1Bioinformatics Interdepartmental Program, University of California, Los Angeles, Los Angeles, CA 90095 USA.
2Department of Biological Chemistry, University of California, Los Angeles, Los Angeles, CA 90095 USA.
Commun Biol. 2019 Jul 2;2:248. doi: 10.1038/s42003-019-0488-1. eCollection 2019.

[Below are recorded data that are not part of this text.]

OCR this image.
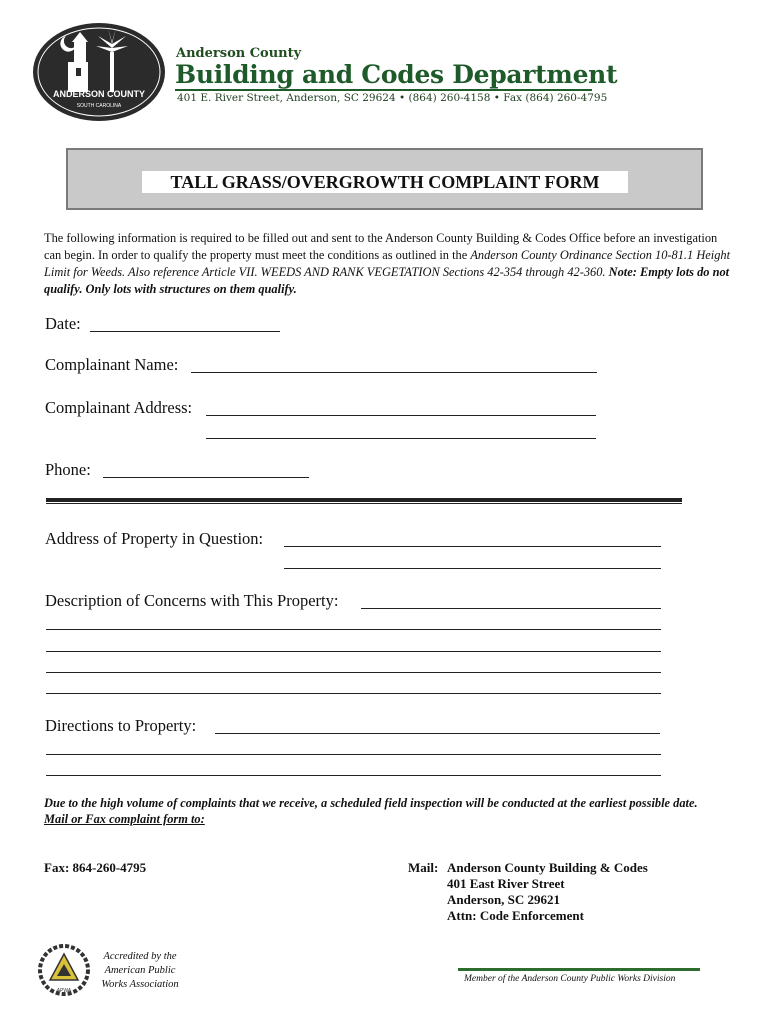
ANDERSON COUNTY
SOUTH CAROLINA
Anderson County
Building and Codes Department
401 E. River Street, Anderson, SC 29624 • (864) 260-4158 • Fax (864) 260-4795
TALL GRASS/OVERGROWTH COMPLAINT FORM
The following information is required to be filled out and sent to the Anderson County Building & Codes Office before an investigation can begin. In order to qualify the property must meet the conditions as outlined in the Anderson County Ordinance Section 10-81.1 Height Limit for Weeds. Also reference Article VII. WEEDS AND RANK VEGETATION Sections 42-354 through 42-360. Note: Empty lots do not qualify. Only lots with structures on them qualify.
Date:
Complainant Name:
Complainant Address:
Phone:
Address of Property in Question:
Description of Concerns with This Property:
Directions to Property:
Due to the high volume of complaints that we receive, a scheduled field inspection will be conducted at the earliest possible date. Mail or Fax complaint form to:
Fax: 864-260-4795	Mail: Anderson County Building & Codes
401 East River Street
Anderson, SC 29621
Attn: Code Enforcement
APWA
Accredited by the American Public Works Association	Member of the Anderson County Public Works Division
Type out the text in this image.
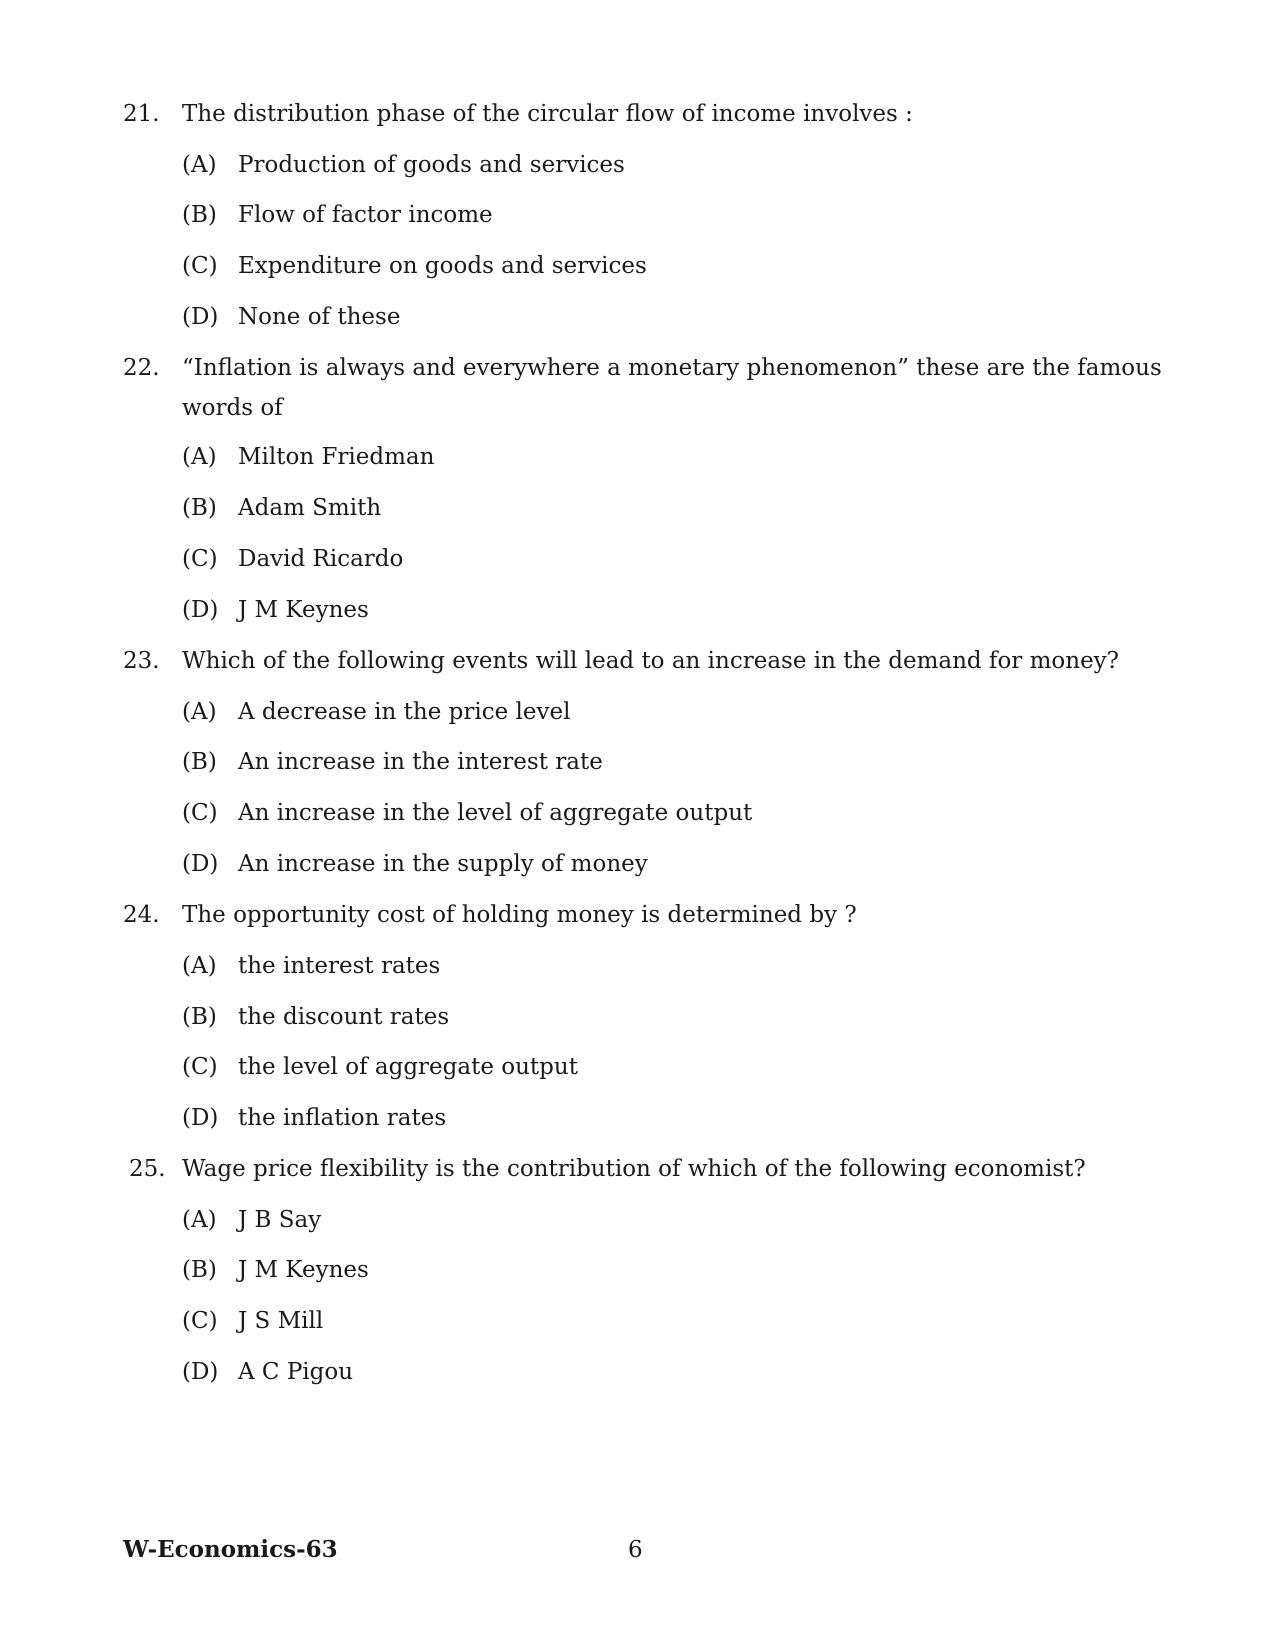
21. The distribution phase of the circular flow of income involves :
(A) Production of goods and services
(B) Flow of factor income
(C) Expenditure on goods and services
(D) None of these
22. “Inflation is always and everywhere a monetary phenomenon” these are the famous words of
(A) Milton Friedman
(B) Adam Smith
(C) David Ricardo
(D) J M Keynes
23. Which of the following events will lead to an increase in the demand for money?
(A) A decrease in the price level
(B) An increase in the interest rate
(C) An increase in the level of aggregate output
(D) An increase in the supply of money
24. The opportunity cost of holding money is determined by ?
(A) the interest rates
(B) the discount rates
(C) the level of aggregate output
(D) the inflation rates
25. Wage price flexibility is the contribution of which of the following economist?
(A) J B Say
(B) J M Keynes
(C) J S Mill
(D) A C Pigou
W-Economics-63	6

Comparative genomics sequence data is an important source of information for interpreting genomes. Genome-wide annotations based on this data have largely focused on univariate scores or binary elements of evolutionary constraint. Here we present a complementary whole genome annotation approach, ConsHMM, which applies a multivariate hidden Markov model to learn de novo 'conservation states' based on the combinatorial and spatial patterns of which species align to and match a reference genome in a multiple species DNA sequence alignment. We applied ConsHMM to a 100-way vertebrate sequence alignment to annotate the human genome at single nucleotide resolution into 100 conservation states. These states have distinct enrichments for other genomic information including gene annotations, chromatin states, repeat families, and bases prioritized by various variant prioritization scores. Constrained elements have distinct heritability partitioning enrichments depending on their conservation state assignment. ConsHMM conservation states are a resource for analyzing genomes and genetic variants.
比较基因组序列数据是解释基因组的重要信息来源。基于这些数据的全基因组注释主要集中在单变量分数或进化约束的二进制元素上。在这里,我们提出了一种互补的全基因组注释方法 ConsHMM,它应用多变量隐马尔可夫模型来学习基于组合和空间模式的新的“保守状态”,这些模式基于多物种 DNA 序列比对中物种与参考基因组的对齐和匹配。我们将 ConsHMM 应用于 100 种脊椎动物序列比对,以单核苷酸分辨率将人类基因组注释为 100 种保守状态。这些状态在其他基因组信息(包括基因注释、染色质状态、重复家族和各种变体优先级得分优先的碱基)方面有明显的富集。根据保守状态分配,受约束的元素具有不同的遗传分割富集。ConsHMM 保守状态是分析基因组和遗传变异的资源。